It’s always great to watch someone’s dream come true. That thought flashed through my mind last month while gazing out from the stage at the multitude mobbing Boston’s famed TD Garden.
It’s a long way from Quincy to headlining the Garden but the Dropkick Murphys had dared dream of such a thing when they first began rehearsing in the basement of a friend’s barbershop.
Even though I had my hands full whipping up the overflow crowd with Black 47, I couldn’t help but reflect on the magnitude of what this Southside band of brothers had accomplished.
From the outside all triumphs seems inevitable, almost pre-ordained; but when you’re in the thick of the music business yourself you soon learn just how improbable any success is.
Giving a mere 100% is useless; anyone can do that. What’s called for is 150% and on a 24/7 basis. I recognized the same elements backstage on that pre-St. Patrick’s night gig at the Garden that I’d seen while on tour with Cyndi Lauper almost thirty years ago – a fierce attention to detail and a blinding desire to be the best.

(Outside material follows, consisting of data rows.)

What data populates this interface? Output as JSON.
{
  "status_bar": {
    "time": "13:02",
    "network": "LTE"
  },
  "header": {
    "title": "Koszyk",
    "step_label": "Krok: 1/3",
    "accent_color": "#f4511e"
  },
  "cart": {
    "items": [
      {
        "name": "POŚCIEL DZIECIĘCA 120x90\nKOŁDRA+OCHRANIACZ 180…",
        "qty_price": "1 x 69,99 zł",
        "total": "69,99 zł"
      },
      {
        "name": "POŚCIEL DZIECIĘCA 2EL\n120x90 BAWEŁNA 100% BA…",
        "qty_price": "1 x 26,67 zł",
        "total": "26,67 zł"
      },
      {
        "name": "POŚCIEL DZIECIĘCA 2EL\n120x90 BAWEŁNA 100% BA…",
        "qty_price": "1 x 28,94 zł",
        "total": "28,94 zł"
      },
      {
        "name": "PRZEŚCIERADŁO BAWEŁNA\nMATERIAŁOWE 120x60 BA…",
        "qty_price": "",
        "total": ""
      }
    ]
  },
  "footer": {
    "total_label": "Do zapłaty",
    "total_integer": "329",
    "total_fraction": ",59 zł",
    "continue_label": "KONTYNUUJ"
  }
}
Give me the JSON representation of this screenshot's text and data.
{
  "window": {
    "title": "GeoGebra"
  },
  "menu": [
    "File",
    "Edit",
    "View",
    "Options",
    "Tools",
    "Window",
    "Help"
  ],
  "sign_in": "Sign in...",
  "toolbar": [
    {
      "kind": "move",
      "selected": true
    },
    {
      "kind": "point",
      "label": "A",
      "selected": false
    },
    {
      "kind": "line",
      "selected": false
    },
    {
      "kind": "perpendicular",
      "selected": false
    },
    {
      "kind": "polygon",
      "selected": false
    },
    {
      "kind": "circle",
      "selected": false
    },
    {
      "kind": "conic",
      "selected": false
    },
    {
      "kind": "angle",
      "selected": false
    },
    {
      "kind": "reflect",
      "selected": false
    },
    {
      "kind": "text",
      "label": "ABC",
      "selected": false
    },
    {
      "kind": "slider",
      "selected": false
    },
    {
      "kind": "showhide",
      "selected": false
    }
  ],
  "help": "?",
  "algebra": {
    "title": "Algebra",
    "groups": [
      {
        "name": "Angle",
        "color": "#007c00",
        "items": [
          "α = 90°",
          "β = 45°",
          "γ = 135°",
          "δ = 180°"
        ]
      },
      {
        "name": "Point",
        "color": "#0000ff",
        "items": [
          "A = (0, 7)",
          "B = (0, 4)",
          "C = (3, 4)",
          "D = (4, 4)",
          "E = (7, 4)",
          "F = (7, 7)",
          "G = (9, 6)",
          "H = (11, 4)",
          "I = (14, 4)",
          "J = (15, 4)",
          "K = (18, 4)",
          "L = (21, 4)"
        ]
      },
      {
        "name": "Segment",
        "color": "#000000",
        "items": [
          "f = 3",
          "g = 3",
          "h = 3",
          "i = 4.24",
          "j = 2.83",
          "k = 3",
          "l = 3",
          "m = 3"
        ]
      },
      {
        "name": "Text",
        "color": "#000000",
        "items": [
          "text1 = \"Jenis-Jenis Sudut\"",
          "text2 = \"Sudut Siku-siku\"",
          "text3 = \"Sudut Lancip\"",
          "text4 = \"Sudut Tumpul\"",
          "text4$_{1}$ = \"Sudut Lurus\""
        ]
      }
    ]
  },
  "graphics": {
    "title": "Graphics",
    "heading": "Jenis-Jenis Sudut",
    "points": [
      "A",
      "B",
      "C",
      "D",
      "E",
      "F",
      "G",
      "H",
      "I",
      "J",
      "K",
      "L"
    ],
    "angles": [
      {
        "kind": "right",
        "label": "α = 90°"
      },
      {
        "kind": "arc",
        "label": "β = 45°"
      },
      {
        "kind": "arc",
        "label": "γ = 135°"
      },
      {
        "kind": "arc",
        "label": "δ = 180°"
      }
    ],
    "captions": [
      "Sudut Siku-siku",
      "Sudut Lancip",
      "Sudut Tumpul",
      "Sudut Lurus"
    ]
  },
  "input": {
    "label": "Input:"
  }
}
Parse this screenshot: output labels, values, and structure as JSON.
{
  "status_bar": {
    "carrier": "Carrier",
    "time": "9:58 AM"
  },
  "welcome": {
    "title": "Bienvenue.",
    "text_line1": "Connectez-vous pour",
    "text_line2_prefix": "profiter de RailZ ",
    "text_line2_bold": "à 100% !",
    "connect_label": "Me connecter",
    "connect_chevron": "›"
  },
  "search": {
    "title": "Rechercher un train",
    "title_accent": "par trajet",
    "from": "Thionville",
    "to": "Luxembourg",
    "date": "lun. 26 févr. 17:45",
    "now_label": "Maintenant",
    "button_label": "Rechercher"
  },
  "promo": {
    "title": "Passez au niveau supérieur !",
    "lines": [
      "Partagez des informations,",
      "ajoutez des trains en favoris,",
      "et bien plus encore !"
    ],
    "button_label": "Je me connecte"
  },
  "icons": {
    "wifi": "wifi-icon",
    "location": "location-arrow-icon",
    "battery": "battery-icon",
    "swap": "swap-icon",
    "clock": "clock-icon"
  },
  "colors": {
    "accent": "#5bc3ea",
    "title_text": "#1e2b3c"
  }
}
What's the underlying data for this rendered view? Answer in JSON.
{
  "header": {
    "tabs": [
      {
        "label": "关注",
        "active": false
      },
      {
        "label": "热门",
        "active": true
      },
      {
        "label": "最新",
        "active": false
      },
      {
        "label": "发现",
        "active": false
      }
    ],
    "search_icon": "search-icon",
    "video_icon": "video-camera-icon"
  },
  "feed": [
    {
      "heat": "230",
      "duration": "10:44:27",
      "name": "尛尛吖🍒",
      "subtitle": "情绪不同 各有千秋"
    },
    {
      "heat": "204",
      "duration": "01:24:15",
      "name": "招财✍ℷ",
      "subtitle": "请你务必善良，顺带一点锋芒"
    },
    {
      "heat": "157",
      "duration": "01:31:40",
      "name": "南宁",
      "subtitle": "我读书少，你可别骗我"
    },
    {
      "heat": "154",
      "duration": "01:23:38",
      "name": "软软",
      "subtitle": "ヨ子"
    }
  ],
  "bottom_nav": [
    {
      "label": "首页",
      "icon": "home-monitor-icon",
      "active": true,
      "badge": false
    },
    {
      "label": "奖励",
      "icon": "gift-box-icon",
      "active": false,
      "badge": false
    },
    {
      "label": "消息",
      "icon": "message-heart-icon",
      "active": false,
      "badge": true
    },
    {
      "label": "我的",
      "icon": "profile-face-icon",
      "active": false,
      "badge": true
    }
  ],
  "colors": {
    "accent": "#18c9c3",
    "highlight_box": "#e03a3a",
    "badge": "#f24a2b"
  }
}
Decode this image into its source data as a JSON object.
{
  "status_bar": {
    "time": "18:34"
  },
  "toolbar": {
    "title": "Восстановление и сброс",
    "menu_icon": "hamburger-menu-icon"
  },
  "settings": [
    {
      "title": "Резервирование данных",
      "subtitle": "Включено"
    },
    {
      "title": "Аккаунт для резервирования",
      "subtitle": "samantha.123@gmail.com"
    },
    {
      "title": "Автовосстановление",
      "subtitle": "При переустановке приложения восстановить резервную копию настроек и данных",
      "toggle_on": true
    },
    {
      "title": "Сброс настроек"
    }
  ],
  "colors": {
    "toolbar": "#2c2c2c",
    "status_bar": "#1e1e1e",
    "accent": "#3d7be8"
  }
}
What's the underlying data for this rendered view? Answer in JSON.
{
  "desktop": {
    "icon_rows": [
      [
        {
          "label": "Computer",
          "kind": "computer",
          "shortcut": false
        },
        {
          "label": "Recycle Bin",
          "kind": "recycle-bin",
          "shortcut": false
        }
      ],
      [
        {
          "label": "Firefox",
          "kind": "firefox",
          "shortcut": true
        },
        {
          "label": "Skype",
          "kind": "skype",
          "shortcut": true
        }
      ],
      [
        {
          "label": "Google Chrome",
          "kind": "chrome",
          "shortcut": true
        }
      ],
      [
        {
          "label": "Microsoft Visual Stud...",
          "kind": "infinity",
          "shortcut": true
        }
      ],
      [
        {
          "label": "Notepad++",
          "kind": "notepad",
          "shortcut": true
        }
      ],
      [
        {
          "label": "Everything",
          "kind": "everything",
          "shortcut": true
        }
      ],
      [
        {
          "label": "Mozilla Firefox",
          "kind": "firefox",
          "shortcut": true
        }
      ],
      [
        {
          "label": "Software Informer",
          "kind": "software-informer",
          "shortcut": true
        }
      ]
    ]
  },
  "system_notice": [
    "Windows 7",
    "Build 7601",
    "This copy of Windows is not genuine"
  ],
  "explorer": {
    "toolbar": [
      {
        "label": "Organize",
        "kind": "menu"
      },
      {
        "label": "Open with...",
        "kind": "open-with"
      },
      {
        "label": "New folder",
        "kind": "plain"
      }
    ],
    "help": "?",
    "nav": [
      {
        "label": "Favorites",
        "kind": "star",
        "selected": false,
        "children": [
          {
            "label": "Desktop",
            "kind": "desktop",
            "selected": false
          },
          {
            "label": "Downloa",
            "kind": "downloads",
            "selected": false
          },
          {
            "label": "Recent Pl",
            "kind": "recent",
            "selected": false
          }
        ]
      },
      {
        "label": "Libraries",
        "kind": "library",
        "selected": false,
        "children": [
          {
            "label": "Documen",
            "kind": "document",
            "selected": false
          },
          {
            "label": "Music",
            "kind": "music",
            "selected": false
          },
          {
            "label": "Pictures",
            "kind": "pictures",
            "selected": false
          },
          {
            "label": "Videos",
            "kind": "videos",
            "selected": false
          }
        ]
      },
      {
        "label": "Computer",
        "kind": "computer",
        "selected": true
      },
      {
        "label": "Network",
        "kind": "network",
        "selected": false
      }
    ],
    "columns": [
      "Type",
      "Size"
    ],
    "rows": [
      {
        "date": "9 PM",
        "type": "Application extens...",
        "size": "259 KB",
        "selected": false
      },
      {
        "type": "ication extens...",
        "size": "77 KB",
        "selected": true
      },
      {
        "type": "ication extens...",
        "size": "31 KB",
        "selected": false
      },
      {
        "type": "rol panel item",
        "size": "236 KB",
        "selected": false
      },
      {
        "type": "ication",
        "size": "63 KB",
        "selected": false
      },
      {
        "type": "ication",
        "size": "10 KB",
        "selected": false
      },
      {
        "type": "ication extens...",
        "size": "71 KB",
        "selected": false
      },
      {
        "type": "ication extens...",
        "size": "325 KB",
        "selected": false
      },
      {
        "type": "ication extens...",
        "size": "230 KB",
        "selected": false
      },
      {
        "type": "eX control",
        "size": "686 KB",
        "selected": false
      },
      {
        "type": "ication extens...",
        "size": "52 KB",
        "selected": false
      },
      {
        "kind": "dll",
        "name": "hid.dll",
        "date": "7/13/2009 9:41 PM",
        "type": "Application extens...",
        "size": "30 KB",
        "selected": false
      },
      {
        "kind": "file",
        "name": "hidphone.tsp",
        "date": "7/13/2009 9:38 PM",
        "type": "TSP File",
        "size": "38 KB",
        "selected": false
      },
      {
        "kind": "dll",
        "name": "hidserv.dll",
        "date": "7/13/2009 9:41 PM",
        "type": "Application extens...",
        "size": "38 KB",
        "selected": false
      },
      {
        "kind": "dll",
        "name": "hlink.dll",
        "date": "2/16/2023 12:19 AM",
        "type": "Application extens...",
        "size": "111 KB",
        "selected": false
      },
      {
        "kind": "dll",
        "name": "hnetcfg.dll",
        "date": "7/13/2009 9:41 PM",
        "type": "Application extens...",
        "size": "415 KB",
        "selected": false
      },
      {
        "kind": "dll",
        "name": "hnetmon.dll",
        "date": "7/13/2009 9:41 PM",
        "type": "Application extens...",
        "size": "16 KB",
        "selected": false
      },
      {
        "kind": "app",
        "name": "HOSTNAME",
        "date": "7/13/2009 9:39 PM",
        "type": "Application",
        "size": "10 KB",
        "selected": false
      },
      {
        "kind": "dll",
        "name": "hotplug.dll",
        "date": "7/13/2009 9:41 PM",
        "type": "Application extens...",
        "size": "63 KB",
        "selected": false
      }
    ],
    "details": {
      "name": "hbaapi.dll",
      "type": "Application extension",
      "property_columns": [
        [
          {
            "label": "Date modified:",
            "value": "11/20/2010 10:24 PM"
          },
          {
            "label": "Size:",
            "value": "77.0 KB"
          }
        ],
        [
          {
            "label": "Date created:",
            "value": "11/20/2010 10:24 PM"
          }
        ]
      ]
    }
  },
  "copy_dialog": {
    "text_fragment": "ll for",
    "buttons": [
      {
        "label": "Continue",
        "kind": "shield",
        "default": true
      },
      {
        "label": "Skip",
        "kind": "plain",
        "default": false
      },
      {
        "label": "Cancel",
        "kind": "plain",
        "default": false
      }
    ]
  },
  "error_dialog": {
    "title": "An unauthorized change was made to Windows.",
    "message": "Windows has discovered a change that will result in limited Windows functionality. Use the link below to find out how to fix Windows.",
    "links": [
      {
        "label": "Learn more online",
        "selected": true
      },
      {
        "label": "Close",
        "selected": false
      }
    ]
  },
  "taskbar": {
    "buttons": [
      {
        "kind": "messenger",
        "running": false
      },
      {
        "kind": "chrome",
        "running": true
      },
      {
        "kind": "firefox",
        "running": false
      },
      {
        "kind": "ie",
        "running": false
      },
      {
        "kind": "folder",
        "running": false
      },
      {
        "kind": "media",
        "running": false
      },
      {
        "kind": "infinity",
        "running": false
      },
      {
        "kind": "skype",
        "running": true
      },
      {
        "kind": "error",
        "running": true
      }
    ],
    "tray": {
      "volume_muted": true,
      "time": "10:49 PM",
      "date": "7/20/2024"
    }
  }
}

It goes without saying that there has to be talent involved but even more importantly you must introduce a new dynamic to the mix. Cyndi combined the effervescence of 80’s pop with Ethel Merman; the Dropkicks melded hardcore punk with a streetwise Irish-American sensibility.
Punk music originated in CBGB’s as a reaction to the complexity of progressive rock music. It was thrilling to watch its birth as a generation of unschooled bands crossed the unruly three chord roots of rock & roll with that eternal youthful desire to be true to oneself.
The aggressive and simplistic lyrics of Punk and its younger brother Hardcore were often a problem; though usually serviceable in the heat of a pulsing performance, they could sound strident and one-dimensional the next morning.
However, when the Dropkicks grafted on the mythology of Irish-America to the ferocity of Hardcore a different beast was created, and a new tattooed generation was given its own individual portal into Gaelic culture.
All politics is local, said Boston’s Tip O’Neill. He might have added that the best music is usually site specific too – Springsteen’s Jersey Shore, The Saw Doctors’ rural Galway, Bob Marley’s Jamaica. The Dropkicks not only speak for Boston, they are the personification of the hardscrabble greater south side of that town. Their best songs reek of working class Irish blood, sweat, tears, and angst, shot through with an overwhelming need to keep it real.
Onstage it’s one for all and all for one as they attack the audience like the Bruins on a 5-3 power play; but the driving force and main songwriter is bassist, Ken Casey. Born in Milton, MA, the most Irish town in the US, Casey has been with the band since the beginning.
The Bruins analogy is hardly out of place, for Ken is as happy on the ice as onstage. Teamwork and cohesion are all important to him and before every gig the band huddles as their theme music plays, receiving last minute encouragement from Casey.
From the outside it’s all a beautiful noisy epiphany when a powerful band hits the stage and tears down the fourth wall between performers and audience. But so many vital elements go unnoticed – the tour manager, the front of house soundman, the monitor mixer, the guitar and drum techs, but perhaps most important of all nowadays, the merchandise sellers who drum up the profits that keeps the organization ticking over when the band is off the road.
But none of that would have counted more than a beer-soaked scally cap if Ken Casey hadn’t wondered – what would happen if I mix Hardcore with Boston wit and grit, how wicked cool if I cross The Pistols with Finnegan’s Wake or The Clash with The Wild Rover?
Such ideas are made in heaven; and this particular one erupted fully formed within shouting distance of God’s back garden - on the streets of Quincy and Milton. Let’s go Murphys!